I could boost, but Jagdeo’s output must withstand scrutiny. It can’t be just because he said so, it is so. It is not just about splashy numbers, but what was behind them: how spent, who and what were favoured, or ignored. The people’s pain is a real leader’s pain. It’s his truth, his mantle, his agitations before the proper external faces. Observing Jagdeo’s baleful condemnation of SN, I go back 20 years to the city of Boston, recalling many eerie parallels. Boston has a majority Catholic population; the only one among the huge American metropolitan cities. Many powerbrokers and those in the vast public service network were Catholics. Police, prosecutors, judges, social workers, the legislative and political class, and so forth.
When the Boston Globe began to report and report more on sexual abuse by priests and cover ups, the Church’s response was dismissive: anti-Catholic. This was followed by the contentiousness of falsehoods, exaggerated, overwrought, sensationalized. The reality was of bishops, archbishops, and even cardinals doing their profane best to sweep crimes under the carpet. Sounds like the PPP Government with so many things, doesn’t it? Secrecy reigned, denials abounded, victims paid off, records sealed. Sounds like the PPP Government, doesn’t it? Known predatory priests were protected, transferred to other areas, and their crimes minimized. Sounds like the PPP Government, doesn’t it? In the PPP Government’s instance, it is not just for sexual violations, but financial ones, oily ones, and governance ones, too. Trust violated, citizens scarred, trusting people hurt, as seen firsthand in Boston.

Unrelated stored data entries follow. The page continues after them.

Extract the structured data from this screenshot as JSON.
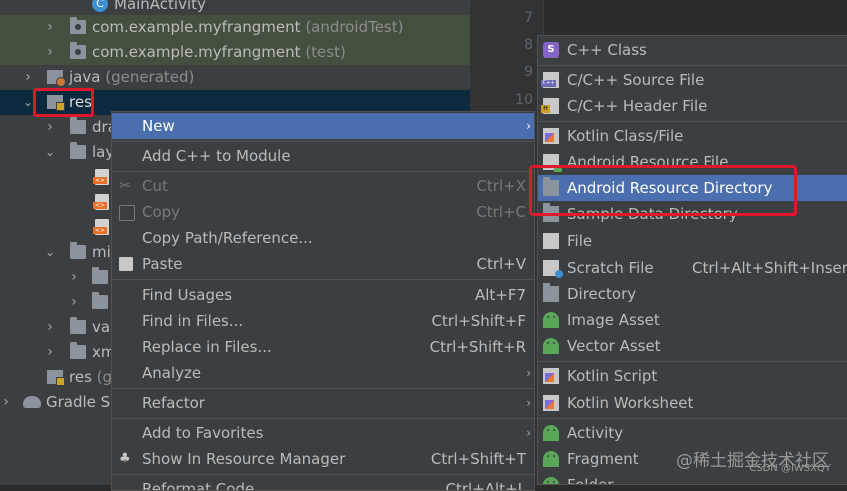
{
  "tree": {
    "main_activity": "MainActivity",
    "pkg_android_test": {
      "name": "com.example.myfrangment",
      "suffix": "(androidTest)"
    },
    "pkg_test": {
      "name": "com.example.myfrangment",
      "suffix": "(test)"
    },
    "java_generated": {
      "name": "java",
      "suffix": "(generated)"
    },
    "res": "res",
    "drawable": "dra",
    "layout": "lay",
    "mipmap": "mi",
    "values": "val",
    "xml": "xm",
    "res_generated": {
      "name": "res",
      "suffix": "(g"
    },
    "gradle_scripts": "Gradle Sc"
  },
  "editor": {
    "line_numbers": [
      "7",
      "8",
      "9",
      "10"
    ]
  },
  "context_menu": {
    "items": [
      {
        "label": "New",
        "shortcut": "",
        "submenu": true
      },
      {
        "label": "Add C++ to Module",
        "shortcut": ""
      },
      {
        "label": "Cut",
        "shortcut": "Ctrl+X"
      },
      {
        "label": "Copy",
        "shortcut": "Ctrl+C"
      },
      {
        "label": "Copy Path/Reference...",
        "shortcut": ""
      },
      {
        "label": "Paste",
        "shortcut": "Ctrl+V"
      },
      {
        "label": "Find Usages",
        "shortcut": "Alt+F7"
      },
      {
        "label": "Find in Files...",
        "shortcut": "Ctrl+Shift+F"
      },
      {
        "label": "Replace in Files...",
        "shortcut": "Ctrl+Shift+R"
      },
      {
        "label": "Analyze",
        "shortcut": "",
        "submenu": true
      },
      {
        "label": "Refactor",
        "shortcut": "",
        "submenu": true
      },
      {
        "label": "Add to Favorites",
        "shortcut": "",
        "submenu": true
      },
      {
        "label": "Show In Resource Manager",
        "shortcut": "Ctrl+Shift+T"
      },
      {
        "label": "Reformat Code",
        "shortcut": "Ctrl+Alt+L"
      }
    ],
    "submenu_arrow": "›"
  },
  "new_submenu": {
    "items": [
      {
        "label": "C++ Class",
        "icon": "cpp-class-icon"
      },
      {
        "label": "C/C++ Source File",
        "icon": "cpp-source-file-icon"
      },
      {
        "label": "C/C++ Header File",
        "icon": "cpp-header-file-icon"
      },
      {
        "label": "Kotlin Class/File",
        "icon": "kotlin-class-icon"
      },
      {
        "label": "Android Resource File",
        "icon": "android-resource-file-icon"
      },
      {
        "label": "Android Resource Directory",
        "icon": "folder-icon"
      },
      {
        "label": "Sample Data Directory",
        "icon": "folder-icon"
      },
      {
        "label": "File",
        "icon": "file-icon"
      },
      {
        "label": "Scratch File",
        "icon": "scratch-file-icon",
        "shortcut": "Ctrl+Alt+Shift+Insert"
      },
      {
        "label": "Directory",
        "icon": "folder-icon"
      },
      {
        "label": "Image Asset",
        "icon": "android-icon"
      },
      {
        "label": "Vector Asset",
        "icon": "android-icon"
      },
      {
        "label": "Kotlin Script",
        "icon": "kotlin-script-icon"
      },
      {
        "label": "Kotlin Worksheet",
        "icon": "kotlin-worksheet-icon"
      },
      {
        "label": "Activity",
        "icon": "android-icon",
        "submenu": true
      },
      {
        "label": "Fragment",
        "icon": "android-icon",
        "submenu": true
      },
      {
        "label": "Folder",
        "icon": "android-icon",
        "submenu": true
      }
    ]
  },
  "watermark": {
    "line1": "@稀土掘金技术社区",
    "line2": "CSDN @IWSXQY"
  },
  "colors": {
    "highlight": "#4b6eaf",
    "annotation_red": "#e0182b",
    "panel": "#3c3f41",
    "editor_bg": "#2b2b2b"
  }
}
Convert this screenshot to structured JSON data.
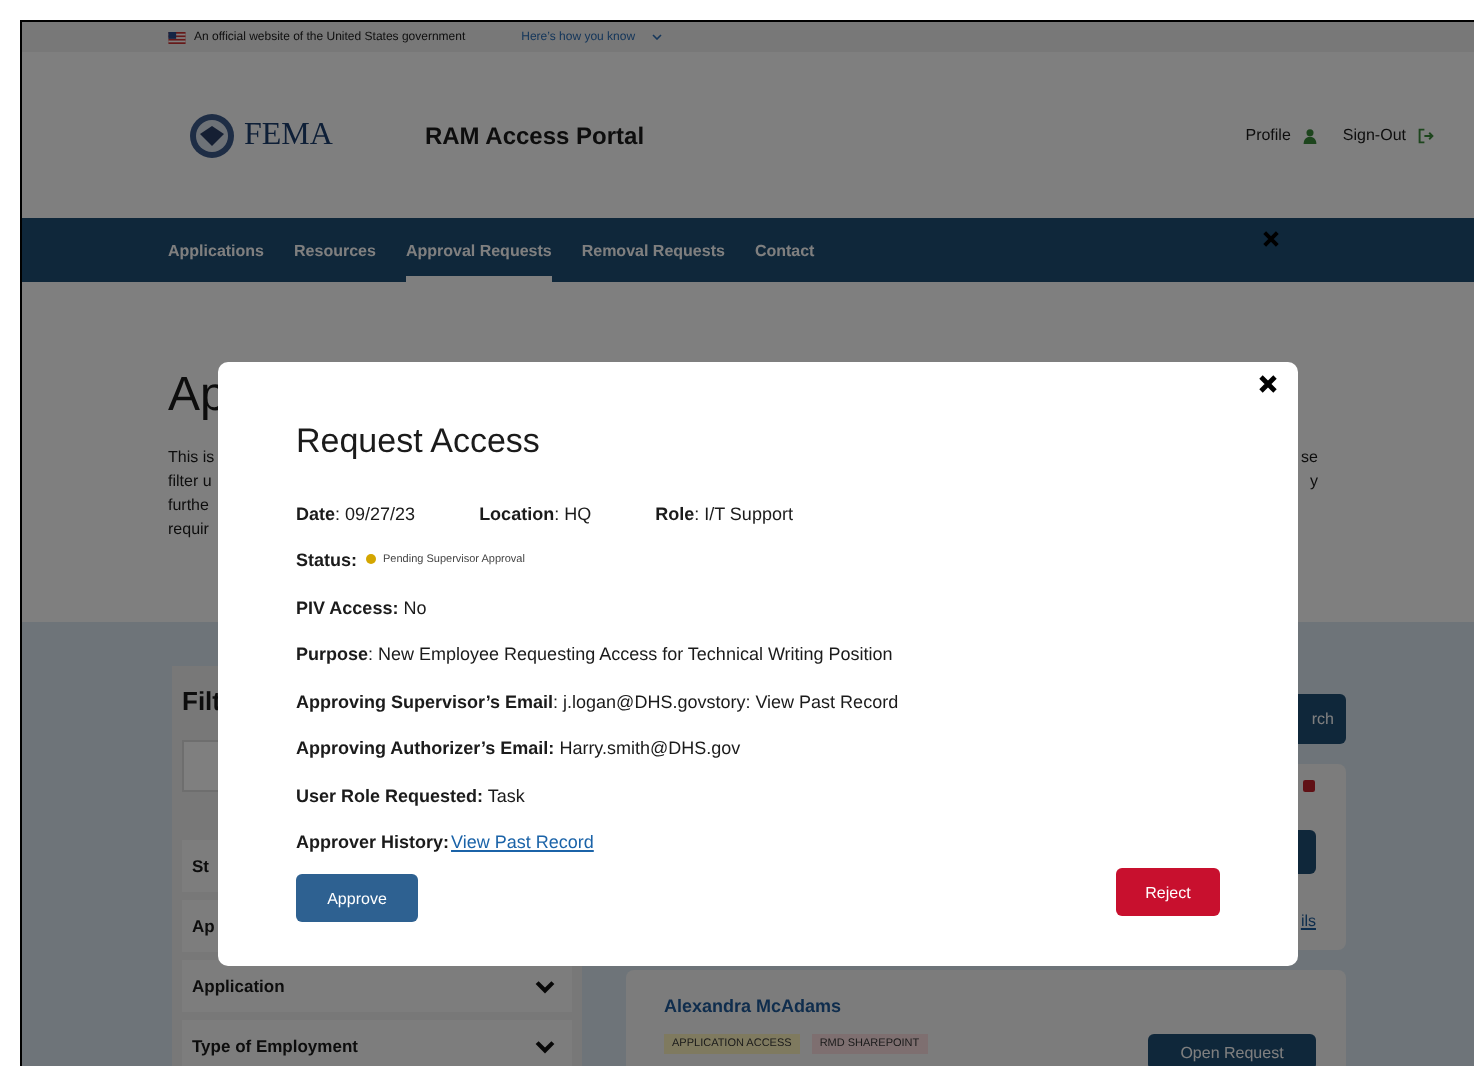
{
  "gov_banner": {
    "text": "An official website of the United States government",
    "link": "Here’s how you know"
  },
  "header": {
    "logo": "FEMA",
    "title": "RAM Access Portal",
    "links": [
      "Profile",
      "Sign-Out"
    ]
  },
  "nav": {
    "items": [
      {
        "label": "Applications",
        "selected": false
      },
      {
        "label": "Resources",
        "selected": false
      },
      {
        "label": "Approval Requests",
        "selected": true
      },
      {
        "label": "Removal Requests",
        "selected": false
      },
      {
        "label": "Contact",
        "selected": false
      }
    ]
  },
  "page": {
    "heading": "Ap",
    "intro_left": [
      "This is",
      "filter u",
      "furthe",
      "requir"
    ],
    "intro_right": [
      "se",
      "y"
    ]
  },
  "filters": {
    "title": "Filt",
    "items": [
      {
        "label": "St"
      },
      {
        "label": "Ap"
      },
      {
        "label": "Application"
      },
      {
        "label": "Type of Employment"
      }
    ]
  },
  "requests": {
    "search_button": "rch",
    "cards": [
      {
        "link": "ils"
      },
      {
        "name": "Alexandra McAdams",
        "tags": [
          {
            "label": "APPLICATION ACCESS",
            "color": "#7f7a5f"
          },
          {
            "label": "RMD SHAREPOINT",
            "color": "#7e6f70"
          }
        ],
        "button": "Open Request"
      }
    ]
  },
  "modal": {
    "title": "Request Access",
    "meta": [
      "**Date**: 09/27/23",
      "**Location**: HQ",
      "**Role**: I/T Support"
    ],
    "status": {
      "label": "Status:",
      "value": "Pending Supervisor Approval",
      "color": "#d4a600"
    },
    "fields": [
      "**PIV Access:** No",
      "**Purpose**: New Employee Requesting Access for Technical Writing Position",
      "**Approving Supervisor’s Email**: j.logan@DHS.govstory: View Past Record",
      "**Approving Authorizer’s Email:** Harry.smith@DHS.gov",
      "**User Role Requested:** Task"
    ],
    "history": {
      "label": "Approver History:",
      "link": "View Past Record"
    },
    "buttons": [
      {
        "label": "Approve",
        "kind": "primary"
      },
      {
        "label": "Reject",
        "kind": "danger"
      }
    ]
  }
}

The Boston Globe persisted, prevailed. Slowly, the civilian and legal apparatuses, largely Catholic, came around. Truth and justice overtook. It is a lesson for Guyanese media, and Guyanese, especially public servants. One for me. Be conscientious, stick to deep-seated convictions, act. There will always be a Vice President, a former president, a current and former minister to rant, deny, and denounce others standing for the right as dissenters, critics, naysayers, more. Jagdeo did, and so has Ali. I love these guys like brothers, but it is tough love. Truth must rule the realm.